Written by Santi, our long term ESC Volunteer
“It is not our differences that divide us. It is our inability to recognize, accept, and celebrate those differences”―Audre Lorde, 1986
“Ethnic identity is twin skin to linguistic identity – I am my language. Until I can take pride in my language, I cannot take pride in myself”― Gloria Anzaldúa, 1987
In their own manner, both Lorde and Anzaldúa contributed to the enrichment of language and culture by expressing their artistic way of being in the world. They count on extensive academic and creative background that is rarely known outside certain intellectual circles.
In fact, they embody numerous categories that are often seen as peripheral. Their valuable contributions to English and Spanish respectively does not echo in our minds when thinking about language, because the latter has been historically politicized and compartmentalized in categories that do not necessarily align with those granted to both authors. Are you familiar with the #MeToo and #BlackLivesMatter movement? Exactly. They come to disrupt the status quo that has prevented us from hearing unique, groundbreaking voices when not represented by someone who is mostly white, heterosexual and/or wealthy.
“Language is part of our multiple identities”
But language is so much more than linguistics. It is community. It is sense of belonging. It is roots. Language is part of our multiple identities. And as such we should honor it by being aware not only of its use, but also the position it takes when relating to others. In doing so, we are expanding our sense of community, our knowledge from the world.
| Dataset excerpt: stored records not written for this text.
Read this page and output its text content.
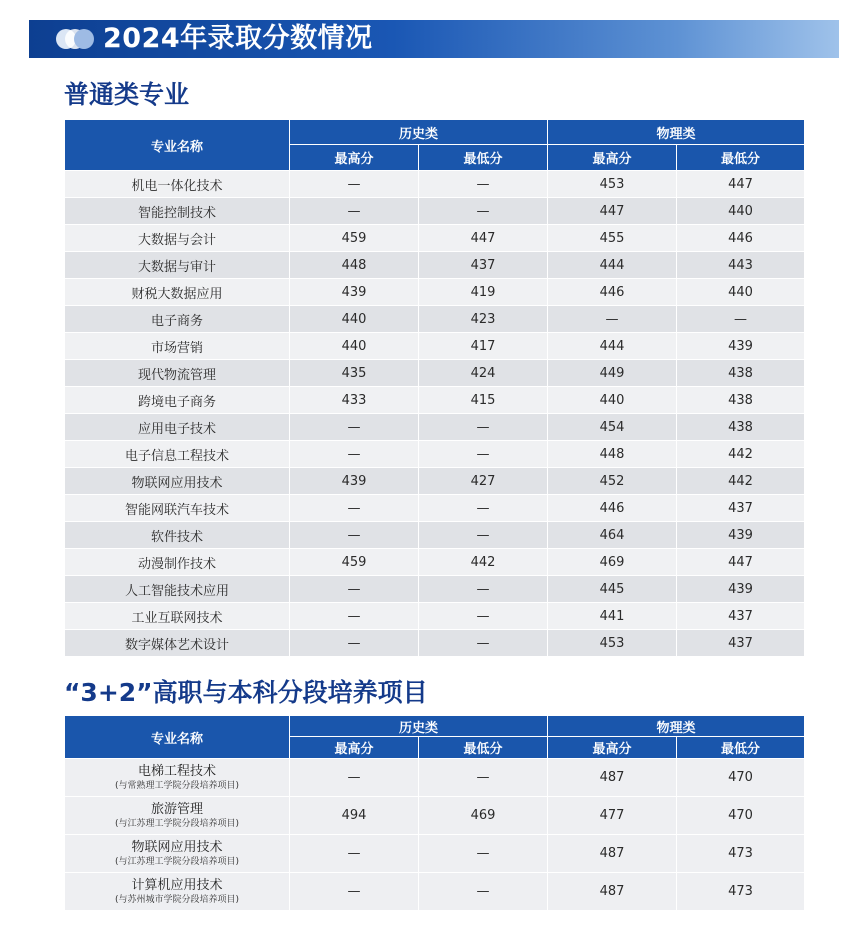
2024年录取分数情况
普通类专业
专业名称	历史类		物理类	
	最高分	最低分	最高分	最低分
机电一体化技术	—	—	453	447
智能控制技术	—	—	447	440
大数据与会计	459	447	455	446
大数据与审计	448	437	444	443
财税大数据应用	439	419	446	440
电子商务	440	423	—	—
市场营销	440	417	444	439
现代物流管理	435	424	449	438
跨境电子商务	433	415	440	438
应用电子技术	—	—	454	438
电子信息工程技术	—	—	448	442
物联网应用技术	439	427	452	442
智能网联汽车技术	—	—	446	437
软件技术	—	—	464	439
动漫制作技术	459	442	469	447
人工智能技术应用	—	—	445	439
工业互联网技术	—	—	441	437
数字媒体艺术设计	—	—	453	437
“3+2”高职与本科分段培养项目
专业名称	历史类		物理类	
	最高分	最低分	最高分	最低分

电梯工程技术
(与常熟理工学院分段培养项目)	—	—	487	470

旅游管理
(与江苏理工学院分段培养项目)	494	469	477	470

物联网应用技术
(与江苏理工学院分段培养项目)	—	—	487	473

计算机应用技术
(与苏州城市学院分段培养项目)	—	—	487	473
In essence, we are growing our ability to empathize to each other.
Some global figures
- There are over 7.000 known languages in the world.
- About 1/3 of those languages is considered endangered.
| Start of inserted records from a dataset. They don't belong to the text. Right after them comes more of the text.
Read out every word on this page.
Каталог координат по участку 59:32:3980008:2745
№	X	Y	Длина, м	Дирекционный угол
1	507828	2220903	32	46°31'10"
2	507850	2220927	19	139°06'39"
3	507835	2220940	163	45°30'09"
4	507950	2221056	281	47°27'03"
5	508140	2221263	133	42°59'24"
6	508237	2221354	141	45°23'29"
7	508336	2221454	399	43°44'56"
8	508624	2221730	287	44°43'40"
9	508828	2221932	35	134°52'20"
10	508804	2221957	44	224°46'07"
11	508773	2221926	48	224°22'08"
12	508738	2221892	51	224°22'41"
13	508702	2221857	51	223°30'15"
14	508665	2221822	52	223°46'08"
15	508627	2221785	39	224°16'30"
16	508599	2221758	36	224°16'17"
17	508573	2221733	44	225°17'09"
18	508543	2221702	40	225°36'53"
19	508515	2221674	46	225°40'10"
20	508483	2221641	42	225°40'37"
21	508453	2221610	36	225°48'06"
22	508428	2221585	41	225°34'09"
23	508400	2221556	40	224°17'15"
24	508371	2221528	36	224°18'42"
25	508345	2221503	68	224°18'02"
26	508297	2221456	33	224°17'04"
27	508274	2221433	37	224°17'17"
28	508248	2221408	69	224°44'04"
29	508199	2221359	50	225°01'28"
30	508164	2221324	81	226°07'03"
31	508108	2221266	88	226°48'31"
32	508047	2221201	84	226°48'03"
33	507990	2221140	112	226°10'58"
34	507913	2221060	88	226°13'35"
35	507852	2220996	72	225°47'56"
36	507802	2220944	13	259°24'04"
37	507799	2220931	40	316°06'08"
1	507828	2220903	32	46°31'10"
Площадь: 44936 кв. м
- 23 languages take more than half the population.
- 86% of people speak Asian or European-based languages.
#EnglishLanguageDay and #SpanishLanguageDay are UN international Days celebrated on April 23 to raise awareness on the use of these global languages and, why not, make us think of multilingualism as a powerful tool to being in this world. Remember Lorde and Anzaldúa? They spoke multiple languages including Spanish, English, poetry… isn’t that the perfect example of a well-read person?
By global we must acknowledge the fact that these languages are not granted this status solely based on the richness of their associated culture and history. In truth, their position derives from a colonial past that made it possible to spread across the world throughout centuries. In many cases their current status is associated with cultural appropriation and/or erasure from other local and regional languages. Therefore, we are not discussing richness or language complexity, for all languages entail those attributes inasmuch they represent multiple identities.
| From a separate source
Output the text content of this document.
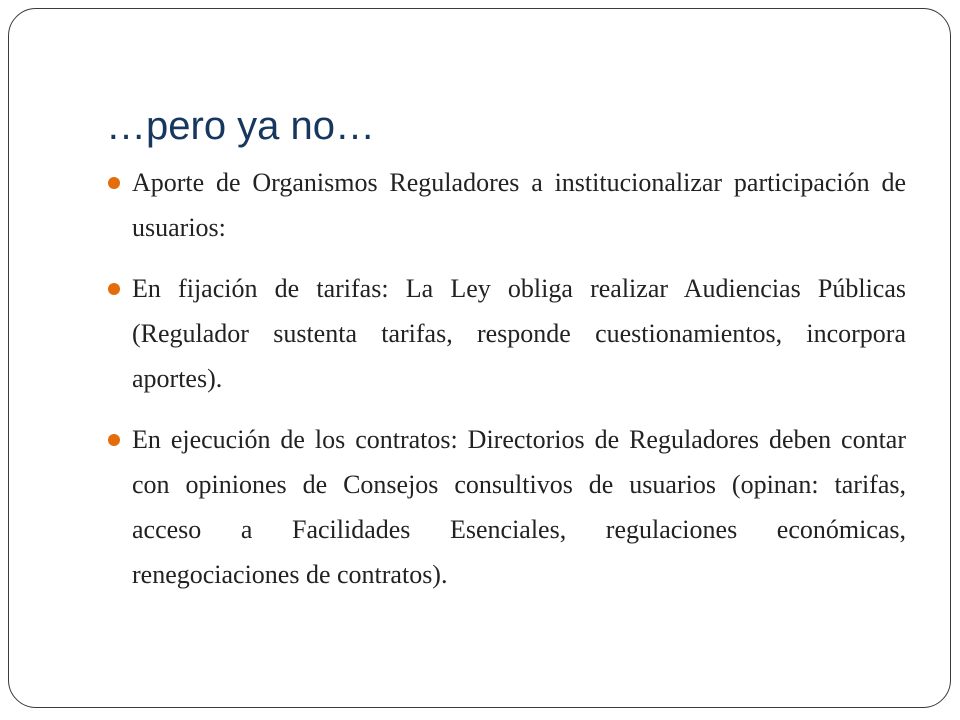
…pero ya no…
Aporte de Organismos Reguladores a institucionalizar participación de usuarios:
En fijación de tarifas: La Ley obliga realizar Audiencias Públicas (Regulador sustenta tarifas, responde cuestionamientos, incorpora aportes).
En ejecución de los contratos: Directorios de Reguladores deben contar con opiniones de Consejos consultivos de usuarios (opinan: tarifas, acceso a Facilidades Esenciales, regulaciones económicas, renegociaciones de contratos).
“A colonial past […] made it possible to spread across the world throughout centuries”
In Wales, national Welsh language currently coexists with English. Whilst this is not always a harmonious coexistence and it is usually imprinted with political nuance, the use of Welsh is far from being endangered. Once again, we are not merely discussing linguistics, rather something greater that touches on the deepest, most unique part of human being: identity and a sense of belonging.
So, next time we celebrate English and Spanish as global languages, we too must acknowledge that their position does not come in a vacuum. Rather, it is a combination of historical facts whereby other languages were silenced and at times erased. This, to date, has caused disparities in worldwide culture too. In sum, celebrating multilingualism is a way to extend that celebration to every single way of being in the world.